General information
- Type: Homebuilt aircraft
- National origin: United States
- Manufacturer: AkroTech Aviation
- Status: Production completed
- Number built: at least 12

History
- First flight: May 26, 1996
- Variant: Giles G-202

= Giles G-200 =

American homebuilt aerobatic aircraft

The Giles G-200 is an American aerobatic homebuilt aircraft that was produced by AkroTech Aviation of Scappoose, Oregon. When it was available the aircraft was supplied as a complete ready-to-fly-aircraft or a kit for amateur construction. The first customer-built aircraft made its first flight on May 26, 1996. AkroTech Aviation went out of business and the design is no longer in production.

==Design and development==
The G-200 features a cantilever low-wing, a single-seat enclosed cockpit under a bubble canopy, fixed conventional landing gear with wheel pants and a single engine in tractor configuration.

The aircraft is made from composites. Its 20.00 ft span wing employs a Mort airfoil, has full-span ailerons but no flaps and a wing area of 75.00 sqft. The cabin width is 23 in and has provisions for pilots from 61 in in height and 100 lb to 77 in and 245 lb. When the aircraft was in production custom cockpit sizes were also available as options.

The G-200's acceptable installed power range is 150 to 220 hp and the standard engine used is the 200 hp Lycoming IO-360 powerplant.

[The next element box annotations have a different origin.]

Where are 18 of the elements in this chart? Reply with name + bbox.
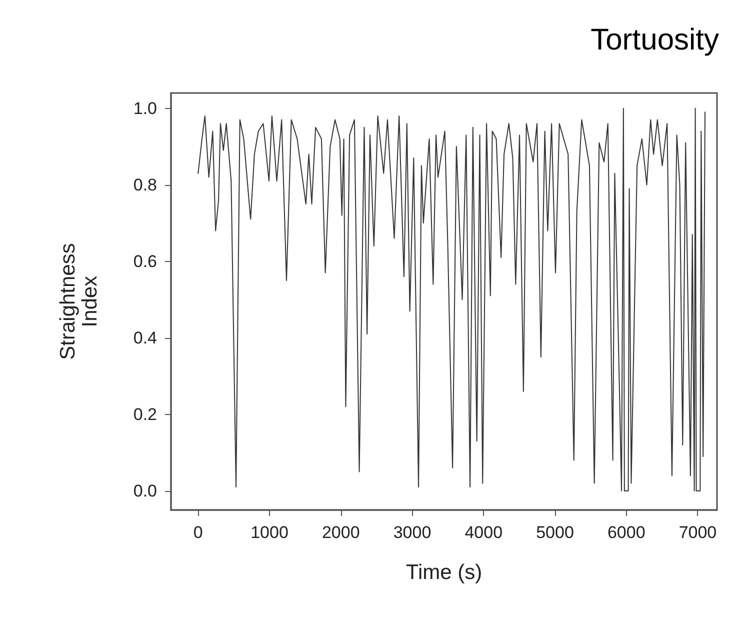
x-tick-label: 2000 (322, 523, 360, 542)
y-tick-label: 0.2 (133, 404, 157, 424)
line-series (198, 108, 706, 492)
y-tick-label: 0.4 (133, 328, 157, 348)
y-tick-label: 1.0 (133, 98, 157, 118)
x-tick-label: 0 (193, 523, 203, 542)
x-tick-label: 3000 (393, 523, 432, 542)
y-tick-label: 0.6 (133, 252, 157, 271)
x-tick-label: 6000 (607, 523, 646, 542)
y-tick-label: 0.8 (133, 175, 157, 194)
x-tick-label: 4000 (464, 523, 503, 542)
y-axis-title: Straightness Index (56, 243, 102, 360)
x-axis-title: Time (s) (406, 561, 482, 584)
x-tick-label: 1000 (250, 523, 288, 542)
x-tick-label: 7000 (678, 523, 717, 542)
x-tick-label: 5000 (536, 523, 574, 542)
chart-title: Tortuosity (590, 24, 720, 56)
y-tick-label: 0.0 (133, 481, 157, 500)
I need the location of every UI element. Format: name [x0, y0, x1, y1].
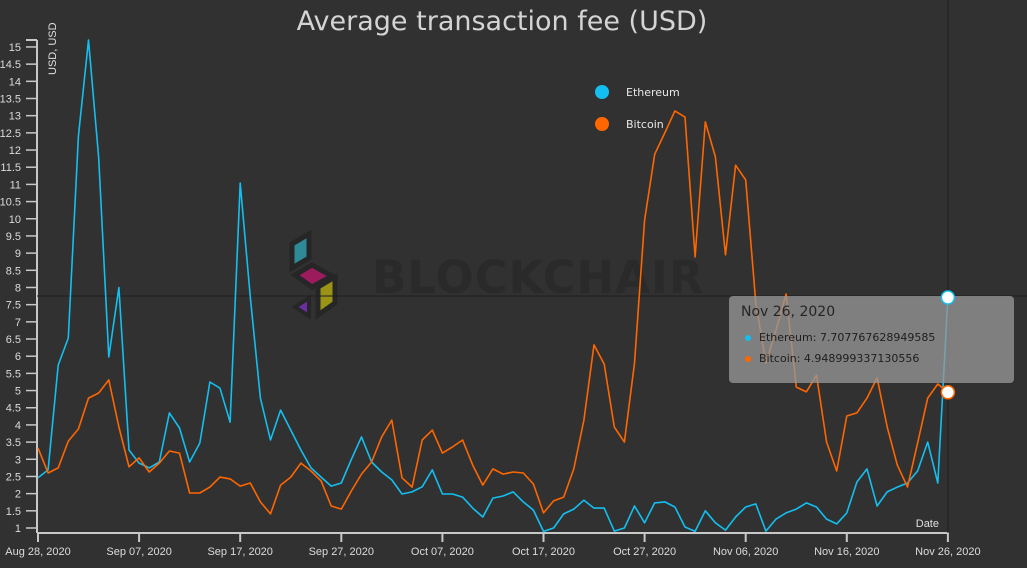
chart-title: Average transaction fee (USD)	[297, 6, 708, 37]
y-tick-label: 4.5	[6, 403, 21, 415]
x-tick-label: Nov 06, 2020	[713, 546, 778, 558]
x-tick-label: Sep 27, 2020	[309, 546, 374, 558]
x-tick-label: Nov 16, 2020	[814, 546, 879, 558]
y-tick-label: 14	[9, 76, 21, 88]
y-tick-label: 8.5	[6, 265, 21, 277]
series-line-bitcoin	[37, 110, 949, 515]
series-line-ethereum	[37, 39, 949, 533]
y-tick-label: 11.5	[0, 162, 21, 174]
y-tick-label: 14.5	[0, 59, 21, 71]
y-tick-label: 10	[9, 214, 21, 226]
tooltip: Nov 26, 2020 Ethereum: 7.707767628949585…	[729, 296, 1014, 383]
y-tick-label: 1.5	[6, 506, 21, 518]
y-tick-label: 3.5	[6, 437, 21, 449]
legend-label-ethereum[interactable]: Ethereum	[626, 86, 680, 99]
series-group	[37, 39, 949, 533]
y-tick-label: 13	[9, 111, 21, 123]
tooltip-row-ethereum: Ethereum: 7.707767628949585	[745, 331, 935, 344]
x-tick-label: Sep 17, 2020	[207, 546, 272, 558]
y-tick-label: 9	[15, 248, 21, 260]
y-tick-label: 2.5	[6, 471, 21, 483]
legend-marker-ethereum[interactable]	[595, 85, 609, 99]
watermark-text: BLOCKCHAIR	[372, 251, 704, 304]
y-tick-label: 10.5	[0, 197, 21, 209]
y-tick-label: 9.5	[6, 231, 21, 243]
y-tick-label: 8	[15, 282, 21, 294]
tooltip-row-bitcoin: Bitcoin: 4.948999337130556	[745, 352, 919, 365]
x-tick-label: Oct 17, 2020	[512, 546, 575, 558]
tooltip-date: Nov 26, 2020	[741, 304, 836, 320]
logo-purple-panel	[291, 294, 311, 320]
y-tick-label: 5	[15, 386, 21, 398]
y-tick-label: 1	[15, 523, 21, 535]
x-tick-label: Sep 07, 2020	[106, 546, 171, 558]
watermark-logo: BLOCKCHAIR	[289, 229, 704, 320]
y-tick-label: 6	[15, 351, 21, 363]
axes: 11.522.533.544.555.566.577.588.599.51010…	[0, 39, 981, 558]
y-tick-label: 6.5	[6, 334, 21, 346]
y-axis-label: USD, USD	[47, 22, 59, 75]
tooltip-ethereum-value: Ethereum: 7.707767628949585	[759, 331, 936, 344]
y-tick-label: 7	[15, 317, 21, 329]
x-tick-label: Aug 28, 2020	[5, 546, 70, 558]
y-tick-label: 13.5	[0, 94, 21, 106]
y-tick-label: 2	[15, 489, 21, 501]
y-tick-label: 11	[10, 179, 21, 191]
legend-label-bitcoin[interactable]: Bitcoin	[626, 118, 664, 131]
y-tick-label: 15	[9, 42, 21, 54]
x-tick-label: Nov 26, 2020	[915, 546, 980, 558]
ethereum-dot-icon	[745, 335, 751, 341]
x-tick-label: Oct 07, 2020	[411, 546, 474, 558]
legend: Ethereum Bitcoin	[595, 85, 680, 131]
legend-marker-bitcoin[interactable]	[595, 117, 609, 131]
logo-cyan-panel	[289, 229, 312, 273]
x-tick-label: Oct 27, 2020	[613, 546, 676, 558]
y-tick-label: 5.5	[6, 368, 21, 380]
y-tick-label: 4	[15, 420, 21, 432]
y-tick-label: 12	[9, 145, 21, 157]
y-tick-label: 7.5	[6, 300, 21, 312]
tooltip-bitcoin-value: Bitcoin: 4.948999337130556	[759, 352, 920, 365]
y-tick-label: 3	[15, 454, 21, 466]
bitcoin-dot-icon	[745, 356, 751, 362]
x-axis-label: Date	[916, 518, 939, 530]
y-tick-label: 12.5	[0, 128, 21, 140]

The G-200 has an empty weight of 750 lb and a gross weight of 1150 lb, giving a useful load of 400 lb. With full fuel of 36 u.s.gal the payload is 184 lb.

The manufacturer estimates the construction time from the supplied quick-build kit as 1000 hours.

==Operational history==
By 1998 the company reported that 26 kits had been sold and one aircraft was flying.

In December 2013 ten examples were registered in the United States with the Federal Aviation Administration, with a further two no longer registered. There was one G-200 registered with Transport Canada.

Pilot Mike Goulian described flying the G-200:

Some airplanes have a great roll rate, however they have very little centering feel in the middle. But this airplane does. You can do a roll at maximum aileron input from either high or low speed and the airplane still possesses a great centering feel. That's one of the greatest qualities you can have in an aerobatic plane.